Sisley’s paintings from this period are often compared to those of Claude Monet. Both artists approached their motifs with the same force of concentration – and often returned to the same sites over an extended period of time – and they shared a commitment to the ephemerality of the natural world. Unlike Monet, however, Sisley was less interested in obsessive observation. Instead, he relished returning to the same scene from different vantage points.

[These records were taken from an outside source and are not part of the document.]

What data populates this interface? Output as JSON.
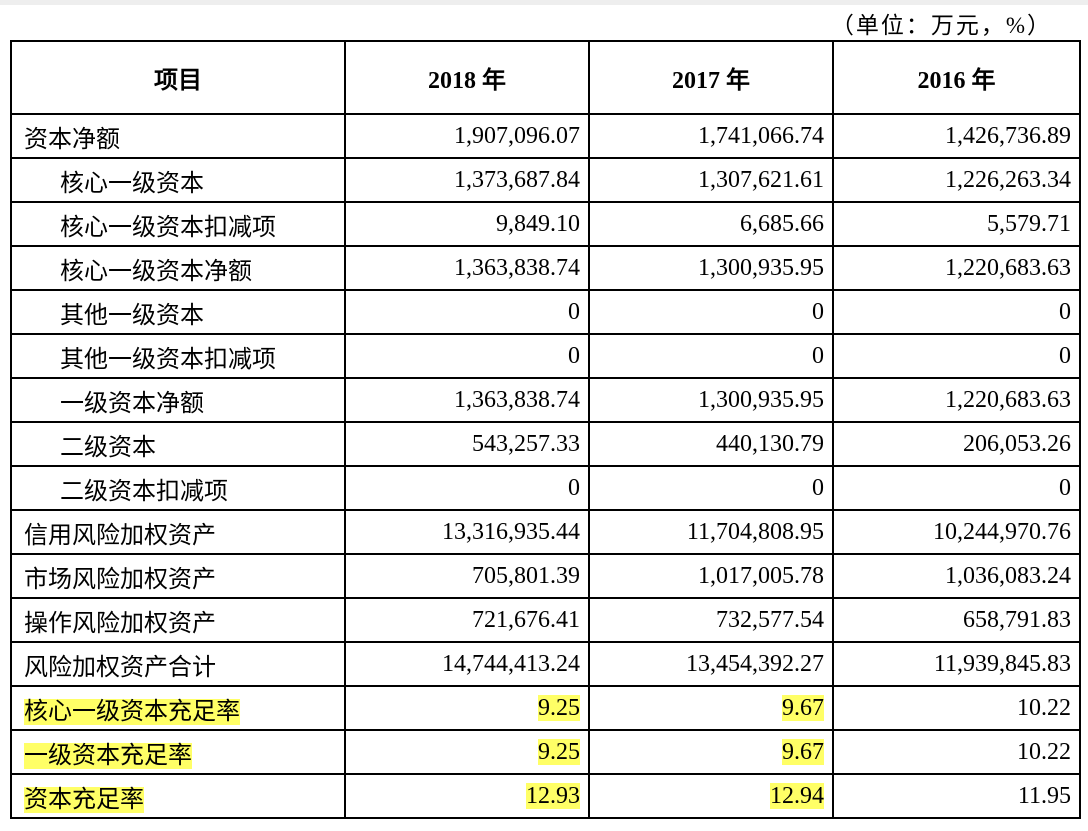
{
  "unit": "（单位：万元，%）",
  "table": {
    "header": [
      "项目",
      "2018 年",
      "2017 年",
      "2016 年"
    ],
    "rows": [
      {
        "cells": [
          "资本净额",
          "1,907,096.07",
          "1,741,066.74",
          "1,426,736.89"
        ],
        "level": 0
      },
      {
        "cells": [
          "核心一级资本",
          "1,373,687.84",
          "1,307,621.61",
          "1,226,263.34"
        ],
        "level": 1
      },
      {
        "cells": [
          "核心一级资本扣减项",
          "9,849.10",
          "6,685.66",
          "5,579.71"
        ],
        "level": 1
      },
      {
        "cells": [
          "核心一级资本净额",
          "1,363,838.74",
          "1,300,935.95",
          "1,220,683.63"
        ],
        "level": 1
      },
      {
        "cells": [
          "其他一级资本",
          "0",
          "0",
          "0"
        ],
        "level": 1
      },
      {
        "cells": [
          "其他一级资本扣减项",
          "0",
          "0",
          "0"
        ],
        "level": 1
      },
      {
        "cells": [
          "一级资本净额",
          "1,363,838.74",
          "1,300,935.95",
          "1,220,683.63"
        ],
        "level": 1
      },
      {
        "cells": [
          "二级资本",
          "543,257.33",
          "440,130.79",
          "206,053.26"
        ],
        "level": 1
      },
      {
        "cells": [
          "二级资本扣减项",
          "0",
          "0",
          "0"
        ],
        "level": 1
      },
      {
        "cells": [
          "信用风险加权资产",
          "13,316,935.44",
          "11,704,808.95",
          "10,244,970.76"
        ],
        "level": 0
      },
      {
        "cells": [
          "市场风险加权资产",
          "705,801.39",
          "1,017,005.78",
          "1,036,083.24"
        ],
        "level": 0
      },
      {
        "cells": [
          "操作风险加权资产",
          "721,676.41",
          "732,577.54",
          "658,791.83"
        ],
        "level": 0
      },
      {
        "cells": [
          "风险加权资产合计",
          "14,744,413.24",
          "13,454,392.27",
          "11,939,845.83"
        ],
        "level": 0
      },
      {
        "cells": [
          "核心一级资本充足率",
          "9.25",
          "9.67",
          "10.22"
        ],
        "level": 0,
        "highlight": [
          true,
          true,
          true,
          false
        ]
      },
      {
        "cells": [
          "一级资本充足率",
          "9.25",
          "9.67",
          "10.22"
        ],
        "level": 0,
        "highlight": [
          true,
          true,
          true,
          false
        ]
      },
      {
        "cells": [
          "资本充足率",
          "12.93",
          "12.94",
          "11.95"
        ],
        "level": 0,
        "highlight": [
          true,
          true,
          true,
          false
        ]
      }
    ]
  }
}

Perhaps an apt parallel can be found in the oeuvre of Camille Pissarro, who would revisit again and again his favourite motifs as he endeavoured to chart the effects of the changing seasons. Likewise, Sisley, too, spent his time exploring the countryside around Veneux-Nadon, entirely consumed by what he encountered. This region would remain his central inspiration for the rest of his career.
La prairie was previously in the esteemed Picq-Véron Collection. M. Picq-Véron was a great collector of Sisley’s work, and several paintings from the collection are now held in museums worldwide including Premières neiges à Louveciennes, rue de Voisins (Brame and Lorenceau, no. 21; Museum of Fine Arts, Boston), Neige à Louveciennes (Brame and Lorenceau, no. 57; Norton Simon Museum, Pasadena), and Un verger au printemps à By, près de Moret-sur-Loing (Brame and Lorenceau, no. 456, Museum Boijmans Van Beuningen, Rotterdam).